Coping with security challenges: Step by step security management

Security management never ends and is always partial and selective. This is because:

1. There are limits to the amount of information you can deal with - not all factors affecting security can be grouped and treated simultaneously;

2. It is a complex process - time and effort are necessary to create awareness, develop consensus, train people, deal with staff turnover, implement activities, etc.

Security management is pragmatic:

Security management can rarely attempt a comprehensive, long-term overview. Its contribution lies in the ability to prevent attacks and highlight the need for organisational strategies to cope with these. This may not seem very ambitious, but we must not forget that too few resources are usually allocated for security!

When reviewing a defender’s or an organisation’s security practices you may discover some sort of guidelines, plans, measures or patterns of behaviour already in place.

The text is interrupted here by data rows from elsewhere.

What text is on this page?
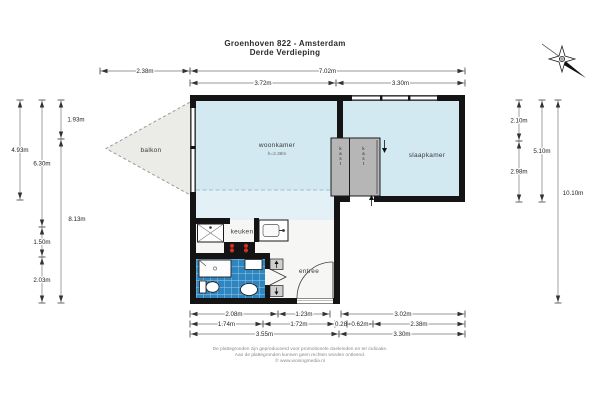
Groenhoven 822 - Amsterdam
Derde Verdieping
balkon	k a s t
k a s t
woonkamer
h=2.38m	slaapkamer
keuken
entree
2.38m	7.02m
3.72m	3.30m
4.93m
6.30m
1.50m
2.03m
1.93m
8.13m
2.10m
2.98m
5.10m
10.10m
2.08m	1.23m	3.02m
1.74m	1.72m	0.28 0.62m	2.38m
3.55m	3.30m
De plattegronden zijn geproduceerd voor promotionele doeleinden en ter indicatie.
Aan de plattegronden kunnen geen rechten worden ontleend.
© www.woningmedia.nl
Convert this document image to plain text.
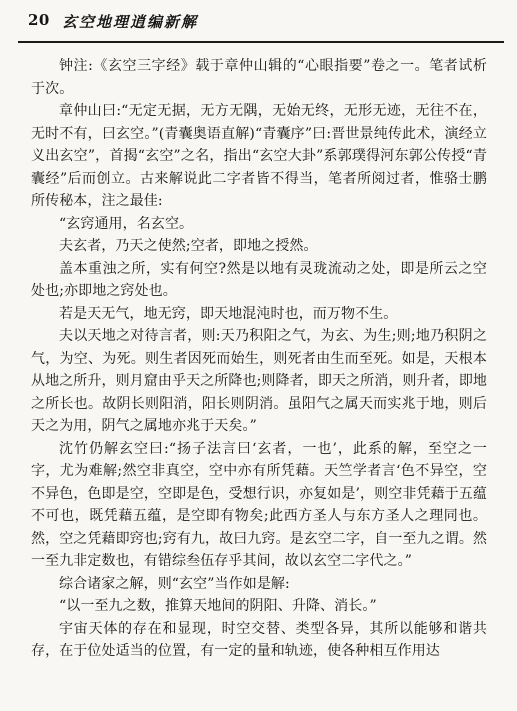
20 玄空地理逍编新解

钟注:《玄空三字经》载于章仲山辑的“心眼指要”卷之一。笔者试析于次。

章仲山曰:“无定无据，无方无隅，无始无终，无形无迹，无往不在，无时不有，曰玄空。”(青囊奥语直解)“青囊序”曰:晋世景纯传此术，演经立义出玄空”，首揭“玄空”之名，指出“玄空大卦”系郭璞得河东郭公传授“青囊经”后而创立。古来解说此二字者皆不得当，笔者所阅过者，惟骆士鹏所传秘本，注之最佳:

“玄窍通用，名玄空。

夫玄者，乃天之使然;空者，即地之授然。

盖本重浊之所，实有何空?然是以地有灵珑流动之处，即是所云之空处也;亦即地之窍处也。

若是天无气，地无窍，即天地混沌时也，而万物不生。

夫以天地之对待言者，则:天乃积阳之气，为玄、为生;则;地乃积阴之气，为空、为死。则生者因死而始生，则死者由生而至死。如是，天根本从地之所升，则月窟由乎天之所降也;则降者，即天之所消，则升者，即地之所长也。故阴长则阳消，阳长则阴消。虽阳气之属天而实兆于地，则后天之为用，阴气之属地亦兆于天矣。”

沈竹仍解玄空曰:“扬子法言曰‘玄者，一也’，此系的解，至空之一字，尤为难解;然空非真空，空中亦有所凭藉。天竺学者言‘色不异空，空不异色，色即是空，空即是色，受想行识，亦复如是’，则空非凭藉于五蕴不可也，既凭藉五蕴，是空即有物矣;此西方圣人与东方圣人之理同也。然，空之凭藉即窍也;窍有九，故曰九窍。是玄空二字，自一至九之谓。然一至九非定数也，有错综叁伍存乎其间，故以玄空二字代之。”

综合诸家之解，则“玄空”当作如是解:

“以一至九之数，推算天地间的阴阳、升降、消长。”

宇宙天体的存在和显现，时空交替、类型各异，其所以能够和谐共存，在于位处适当的位置，有一定的量和轨迹，使各种相互作用达
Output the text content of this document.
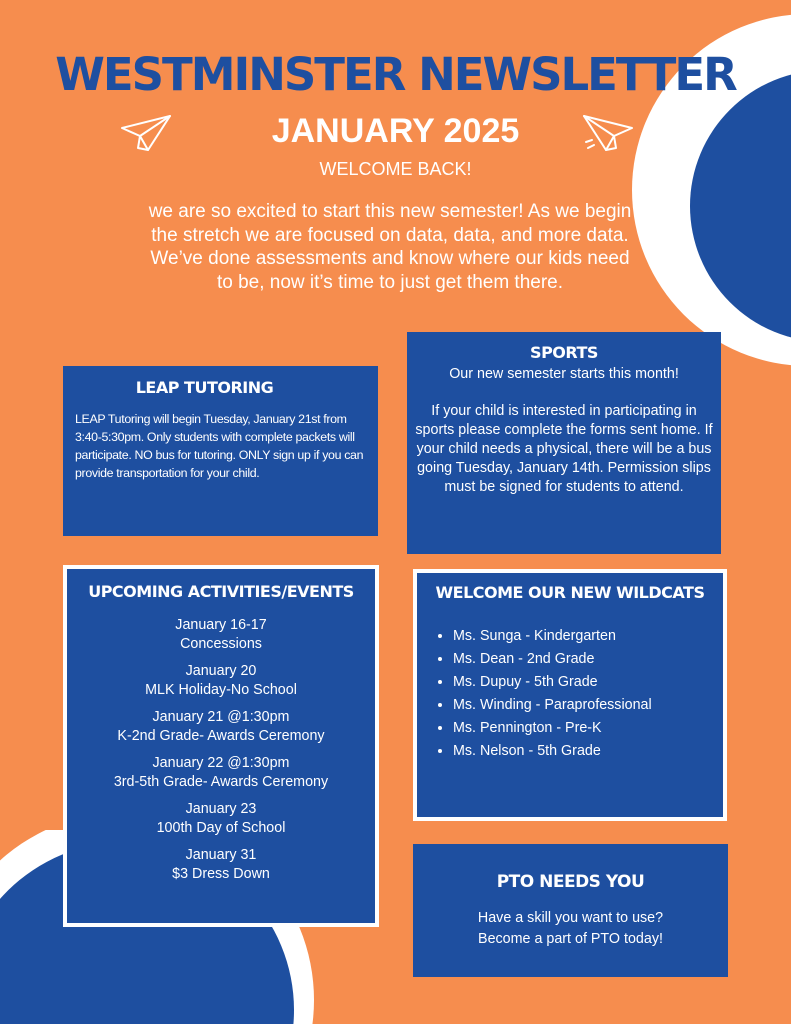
WESTMINSTER NEWSLETTER
JANUARY 2025

WELCOME BACK!

we are so excited to start this new semester! As we begin the stretch we are focused on data, data, and more data. We’ve done assessments and know where our kids need to be, now it’s time to just get them there.

LEAP TUTORING

LEAP Tutoring will begin Tuesday, January 21st from 3:40-5:30pm. Only students with complete packets will participate. NO bus for tutoring. ONLY sign up if you can provide transportation for your child.

SPORTS

Our new semester starts this month!

If your child is interested in participating in sports please complete the forms sent home. If your child needs a physical, there will be a bus going Tuesday, January 14th. Permission slips must be signed for students to attend.

UPCOMING ACTIVITIES/EVENTS
January 16-17
Concessions
January 20
MLK Holiday-No School
January 21 @1:30pm
K-2nd Grade- Awards Ceremony
January 22 @1:30pm
3rd-5th Grade- Awards Ceremony
January 23
100th Day of School
January 31
$3 Dress Down
WELCOME OUR NEW WILDCATS
• Ms. Sunga - Kindergarten
• Ms. Dean - 2nd Grade
• Ms. Dupuy - 5th Grade
• Ms. Winding - Paraprofessional
• Ms. Pennington - Pre-K
• Ms. Nelson - 5th Grade
PTO NEEDS YOU

Have a skill you want to use?

Become a part of PTO today!
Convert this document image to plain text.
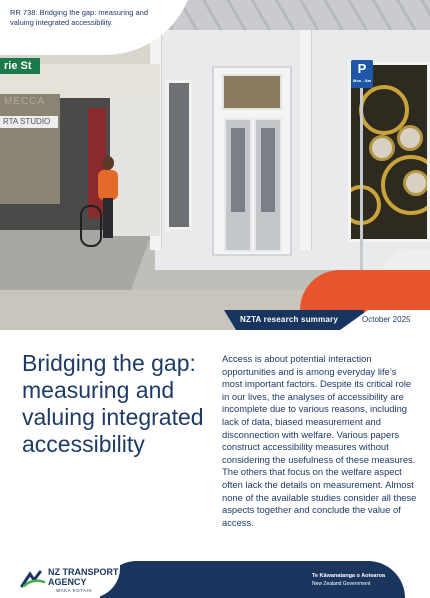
P
Mon - Sat
MECCA
RTA STUDIO
rie St
RR 738: Bridging the gap: measuring and valuing integrated accessibility.
NZTA research summary	October 2025
Bridging the gap: measuring and valuing integrated accessibility

Access is about potential interaction opportunities and is among everyday life’s most important factors. Despite its critical role in our lives, the analyses of accessibility are incomplete due to various reasons, including lack of data, biased measurement and disconnection with welfare. Various papers construct accessibility measures without considering the usefulness of these measures. The others that focus on the welfare aspect often lack the details on measurement. Almost none of the available studies consider all these aspects together and conclude the value of access.

NZ TRANSPORT
AGENCY
WAKA KOTAHI
Te Kāwanatanga o Aotearoa
New Zealand Government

There will be conflicting forces involved, ranging from stereotypical ideas about security practices to a reluctance to increase existing workloads by incorporating new security activities.

Security practice is typically a fragmented and intuitive work in progress. Security management should aim to make step by step changes to improve performance. Security rules and procedures tend to emerge from parts of an organisation covering specific areas of work, such as logistics or a field team especially concerned with its security, a manager under pressure by donor concerns about security, etc.

Step by step security management opens the door to informal processes and allows space for new practices to take root. Sudden events, such as security incidents, will prompt urgent, short-term decisions that, if properly managed, will shape longer term security practices for the whole organisation.